Могъл is used with compound tenses. You can't really say би можал, but би могъл.

When in doubt, use могъл.


----------



## Hachi25

Can't you?

_Канелов със своите кавалеристи би можал да помогне и да върне талигата._
Source


----------



## DarkChild

Your example is from the 1890s.


----------



## Hachi25

_Френски сам не знаеше много и в българския език не бе можал да се отърве от прилепското си наречие._
Source; year: 1969

Трябва да съм бил на към 16, лятна ваканция и тъкмо бях приключил с всичко от Карл Май и Дюма, до което бях можал да се докопам — буден младеж, който си мисли че има литературен вкус.
Source; date: 1 юли 2013

_С молив и с химикал, колкото съм можал._
Source; date: September 1, 2013

_Колко сме можали, помогнали сме, всеки ден си оставаме по някоя стотинка, никога не сме минали, да минеш покрай касичката и да не оставиш, това е срамота._
Source; date: 13 февруари 2014

_Облекли сме се прилично, погрижили сме се, колкото сме можали за външността и поведението си, нека уважим собственото си усилие, както и това на други хора край нас._
Source; date: November 11, 2015

I hope you'll find these examples more satisfying. I'm not saying it's not rare (or at least more rare then compound tenses with _могъл_), but they can be used and are being used.


----------



## DarkChild

Facebook posts are hardly satisfying examples. Not to mention that there are grammatical and punctuation mistakes in some of them.
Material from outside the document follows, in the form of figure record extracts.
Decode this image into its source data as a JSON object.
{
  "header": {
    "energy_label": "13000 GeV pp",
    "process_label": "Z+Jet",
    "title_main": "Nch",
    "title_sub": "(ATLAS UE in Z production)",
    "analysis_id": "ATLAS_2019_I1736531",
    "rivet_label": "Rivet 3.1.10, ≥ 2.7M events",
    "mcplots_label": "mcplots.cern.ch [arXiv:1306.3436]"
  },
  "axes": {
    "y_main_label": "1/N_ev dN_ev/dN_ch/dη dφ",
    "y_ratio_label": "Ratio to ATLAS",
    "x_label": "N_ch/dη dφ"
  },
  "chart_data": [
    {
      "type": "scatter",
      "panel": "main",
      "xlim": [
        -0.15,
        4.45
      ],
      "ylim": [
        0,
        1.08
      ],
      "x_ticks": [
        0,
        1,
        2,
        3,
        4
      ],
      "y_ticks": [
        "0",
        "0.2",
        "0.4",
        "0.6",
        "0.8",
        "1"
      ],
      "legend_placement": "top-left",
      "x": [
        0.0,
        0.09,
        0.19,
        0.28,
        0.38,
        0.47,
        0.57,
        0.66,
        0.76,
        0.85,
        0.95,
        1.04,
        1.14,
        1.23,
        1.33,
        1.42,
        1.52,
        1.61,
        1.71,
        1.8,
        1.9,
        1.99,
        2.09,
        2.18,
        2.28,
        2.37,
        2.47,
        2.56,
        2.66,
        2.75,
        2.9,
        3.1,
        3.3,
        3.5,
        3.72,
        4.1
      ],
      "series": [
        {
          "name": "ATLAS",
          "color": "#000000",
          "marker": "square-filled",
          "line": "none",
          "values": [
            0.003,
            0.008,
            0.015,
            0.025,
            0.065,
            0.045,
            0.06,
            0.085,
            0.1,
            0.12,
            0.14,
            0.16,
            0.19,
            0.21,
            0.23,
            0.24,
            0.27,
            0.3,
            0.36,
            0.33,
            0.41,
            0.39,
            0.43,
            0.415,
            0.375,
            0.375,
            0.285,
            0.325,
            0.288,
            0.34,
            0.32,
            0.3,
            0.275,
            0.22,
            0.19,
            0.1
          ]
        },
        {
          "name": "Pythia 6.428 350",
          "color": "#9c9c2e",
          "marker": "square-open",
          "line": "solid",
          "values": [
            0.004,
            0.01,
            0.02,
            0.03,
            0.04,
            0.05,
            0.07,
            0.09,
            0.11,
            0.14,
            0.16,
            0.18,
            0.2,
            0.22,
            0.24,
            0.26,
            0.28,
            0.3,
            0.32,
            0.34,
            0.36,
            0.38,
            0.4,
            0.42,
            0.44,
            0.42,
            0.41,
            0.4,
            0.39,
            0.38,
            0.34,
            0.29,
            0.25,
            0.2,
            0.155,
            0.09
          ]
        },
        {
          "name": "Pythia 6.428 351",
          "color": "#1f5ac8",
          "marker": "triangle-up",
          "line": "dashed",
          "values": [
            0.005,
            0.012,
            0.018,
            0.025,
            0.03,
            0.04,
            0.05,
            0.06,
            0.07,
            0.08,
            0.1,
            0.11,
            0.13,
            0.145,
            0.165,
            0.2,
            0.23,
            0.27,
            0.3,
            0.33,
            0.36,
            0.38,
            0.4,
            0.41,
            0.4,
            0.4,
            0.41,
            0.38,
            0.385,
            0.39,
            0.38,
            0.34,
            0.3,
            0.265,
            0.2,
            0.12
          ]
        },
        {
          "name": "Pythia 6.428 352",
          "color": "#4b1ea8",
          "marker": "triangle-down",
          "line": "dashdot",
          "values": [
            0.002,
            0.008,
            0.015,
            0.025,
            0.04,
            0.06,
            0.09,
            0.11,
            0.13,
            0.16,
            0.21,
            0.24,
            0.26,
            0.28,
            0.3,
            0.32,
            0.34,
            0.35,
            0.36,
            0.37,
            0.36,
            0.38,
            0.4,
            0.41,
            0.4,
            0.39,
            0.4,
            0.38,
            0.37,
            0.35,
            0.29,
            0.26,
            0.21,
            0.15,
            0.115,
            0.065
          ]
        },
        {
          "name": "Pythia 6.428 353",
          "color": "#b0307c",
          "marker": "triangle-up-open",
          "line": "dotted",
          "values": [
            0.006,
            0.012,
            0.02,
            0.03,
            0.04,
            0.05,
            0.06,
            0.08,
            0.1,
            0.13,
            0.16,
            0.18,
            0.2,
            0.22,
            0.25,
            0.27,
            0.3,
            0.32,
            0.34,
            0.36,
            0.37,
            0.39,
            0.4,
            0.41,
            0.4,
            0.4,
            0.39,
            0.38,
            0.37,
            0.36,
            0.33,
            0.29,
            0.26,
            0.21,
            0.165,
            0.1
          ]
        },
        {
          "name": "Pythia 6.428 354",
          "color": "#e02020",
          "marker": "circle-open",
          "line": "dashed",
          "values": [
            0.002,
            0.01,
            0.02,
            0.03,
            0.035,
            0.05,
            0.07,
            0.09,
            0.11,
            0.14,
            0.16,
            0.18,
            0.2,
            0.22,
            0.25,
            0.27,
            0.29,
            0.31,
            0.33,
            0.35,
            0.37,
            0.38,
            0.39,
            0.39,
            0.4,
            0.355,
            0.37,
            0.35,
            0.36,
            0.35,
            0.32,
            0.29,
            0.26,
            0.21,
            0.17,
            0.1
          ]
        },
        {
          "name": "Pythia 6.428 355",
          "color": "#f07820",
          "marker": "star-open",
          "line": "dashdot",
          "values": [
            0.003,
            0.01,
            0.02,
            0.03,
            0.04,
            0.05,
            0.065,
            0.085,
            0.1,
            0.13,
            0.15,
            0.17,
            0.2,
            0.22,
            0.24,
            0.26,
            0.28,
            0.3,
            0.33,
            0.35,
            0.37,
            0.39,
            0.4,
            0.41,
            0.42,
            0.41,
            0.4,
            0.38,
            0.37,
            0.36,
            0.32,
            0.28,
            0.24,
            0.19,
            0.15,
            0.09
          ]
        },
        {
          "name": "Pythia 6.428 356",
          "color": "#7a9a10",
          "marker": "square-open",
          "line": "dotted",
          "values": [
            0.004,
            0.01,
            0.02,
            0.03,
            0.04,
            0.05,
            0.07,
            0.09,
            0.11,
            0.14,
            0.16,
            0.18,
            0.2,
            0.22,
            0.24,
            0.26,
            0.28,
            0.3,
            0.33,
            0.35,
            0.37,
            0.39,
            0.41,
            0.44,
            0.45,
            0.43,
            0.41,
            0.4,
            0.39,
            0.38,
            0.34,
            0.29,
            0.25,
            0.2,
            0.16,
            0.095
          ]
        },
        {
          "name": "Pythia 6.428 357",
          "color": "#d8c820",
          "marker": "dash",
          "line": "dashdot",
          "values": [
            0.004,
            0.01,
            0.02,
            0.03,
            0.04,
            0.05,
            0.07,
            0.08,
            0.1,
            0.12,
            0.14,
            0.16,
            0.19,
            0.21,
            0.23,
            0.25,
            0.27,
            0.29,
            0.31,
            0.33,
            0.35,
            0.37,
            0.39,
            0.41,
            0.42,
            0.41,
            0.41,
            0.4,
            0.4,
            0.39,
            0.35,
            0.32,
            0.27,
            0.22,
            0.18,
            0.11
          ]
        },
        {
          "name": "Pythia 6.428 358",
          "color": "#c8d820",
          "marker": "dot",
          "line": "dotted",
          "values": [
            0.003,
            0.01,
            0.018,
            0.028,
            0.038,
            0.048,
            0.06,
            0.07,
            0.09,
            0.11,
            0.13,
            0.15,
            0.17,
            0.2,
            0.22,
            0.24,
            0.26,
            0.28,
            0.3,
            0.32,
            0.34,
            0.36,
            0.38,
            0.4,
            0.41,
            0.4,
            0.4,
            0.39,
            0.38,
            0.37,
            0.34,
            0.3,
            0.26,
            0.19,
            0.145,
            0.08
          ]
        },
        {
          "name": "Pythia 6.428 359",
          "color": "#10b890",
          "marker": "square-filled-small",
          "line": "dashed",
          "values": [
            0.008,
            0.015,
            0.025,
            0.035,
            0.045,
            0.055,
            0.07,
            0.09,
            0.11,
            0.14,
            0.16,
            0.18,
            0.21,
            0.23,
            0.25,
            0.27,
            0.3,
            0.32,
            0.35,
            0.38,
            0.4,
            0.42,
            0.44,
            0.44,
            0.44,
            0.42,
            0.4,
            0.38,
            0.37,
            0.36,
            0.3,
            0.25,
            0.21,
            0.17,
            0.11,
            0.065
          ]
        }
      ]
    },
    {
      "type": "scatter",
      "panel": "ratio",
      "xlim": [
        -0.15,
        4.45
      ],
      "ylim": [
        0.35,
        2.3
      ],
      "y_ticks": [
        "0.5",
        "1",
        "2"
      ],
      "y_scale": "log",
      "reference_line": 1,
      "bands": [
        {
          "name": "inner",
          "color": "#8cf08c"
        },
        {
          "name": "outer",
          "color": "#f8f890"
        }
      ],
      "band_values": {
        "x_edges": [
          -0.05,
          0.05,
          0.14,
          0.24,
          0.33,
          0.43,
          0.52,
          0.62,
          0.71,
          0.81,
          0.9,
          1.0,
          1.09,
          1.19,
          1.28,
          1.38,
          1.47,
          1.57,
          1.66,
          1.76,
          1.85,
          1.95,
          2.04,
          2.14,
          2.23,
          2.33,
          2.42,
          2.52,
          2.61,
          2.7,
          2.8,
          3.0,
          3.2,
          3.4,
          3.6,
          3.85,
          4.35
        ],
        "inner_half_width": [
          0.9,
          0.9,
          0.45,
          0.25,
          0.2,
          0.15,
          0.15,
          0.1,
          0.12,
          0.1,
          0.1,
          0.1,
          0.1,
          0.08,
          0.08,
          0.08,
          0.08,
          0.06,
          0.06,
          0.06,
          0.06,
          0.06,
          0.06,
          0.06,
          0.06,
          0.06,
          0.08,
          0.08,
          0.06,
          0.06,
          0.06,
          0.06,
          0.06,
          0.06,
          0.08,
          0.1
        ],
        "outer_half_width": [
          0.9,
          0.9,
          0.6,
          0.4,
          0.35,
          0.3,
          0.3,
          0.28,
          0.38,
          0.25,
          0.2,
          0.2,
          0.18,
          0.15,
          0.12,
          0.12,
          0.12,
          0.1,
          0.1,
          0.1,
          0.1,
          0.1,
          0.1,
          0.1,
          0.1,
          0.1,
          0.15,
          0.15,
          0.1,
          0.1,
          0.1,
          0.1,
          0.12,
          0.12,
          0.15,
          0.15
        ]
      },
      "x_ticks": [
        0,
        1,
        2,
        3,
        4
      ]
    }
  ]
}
The truth is that these sound awkward and plain wrong. And съм можал sounds OK, but би можал is just ridiculous. So, yes, they are used, just like many other things, but that doesn't make them right or appropriate.

So, again, when in doubt, use Могъл. Unless you want to sound like an idiot.


----------



## Hachi25

I'm sorry, but so far your arguments haven't been acceptable.

First of all, although I could argue that Facebook posts can be used as a valid source to find out what is used in a language, only one out of five examples was taken from there. However, grammatical and punctuation mistakes are not the topic of this discussion; we are discussing the usage of a specific form, not how (il)literate people are.

Also, you cannot first say that the form _можал _cannot be used with compound tenses and then add that _съм можал_ sounds OK. Both are compound verb forms (and _съм можал _actually is a tense unlike _би можал_), so why exactly is _би можал _considered _ridiculous_, but _съм можал _is not?

And, finally, using expressions like _ridiculous_ or _to sound like an idiot_ are not arguments. What they are is exactly the opposite - the lack of proper argumentation. A proper one would be for you to demonstrate who, where, when and why decided that the form _можал _cannot be used with compound verb forms. If you provide this information (a valid source would be needed, of course), I will back down and admit that I was taught wrong two years back in Veliko Tarnovo. Until then we have the dictionary which clearly states that both forms (_могъл _and _можал_) are the same thing, mean the same thing, and therefore can be used interchangeably, which is the answer to the original question in this thread. Everything else is just pure linguistic prescription without need or reasoning, and I won't be dragged into that.


----------



## DarkChild

[...]
 I'm not a linguist. I tell you what sounds OK and what doesn't. [...]

Mod note: Let's be nice.


----------



## rusita preciosa

Mod note: Let's end here - the OP will decide for him/herself. The thread is now closed.


----------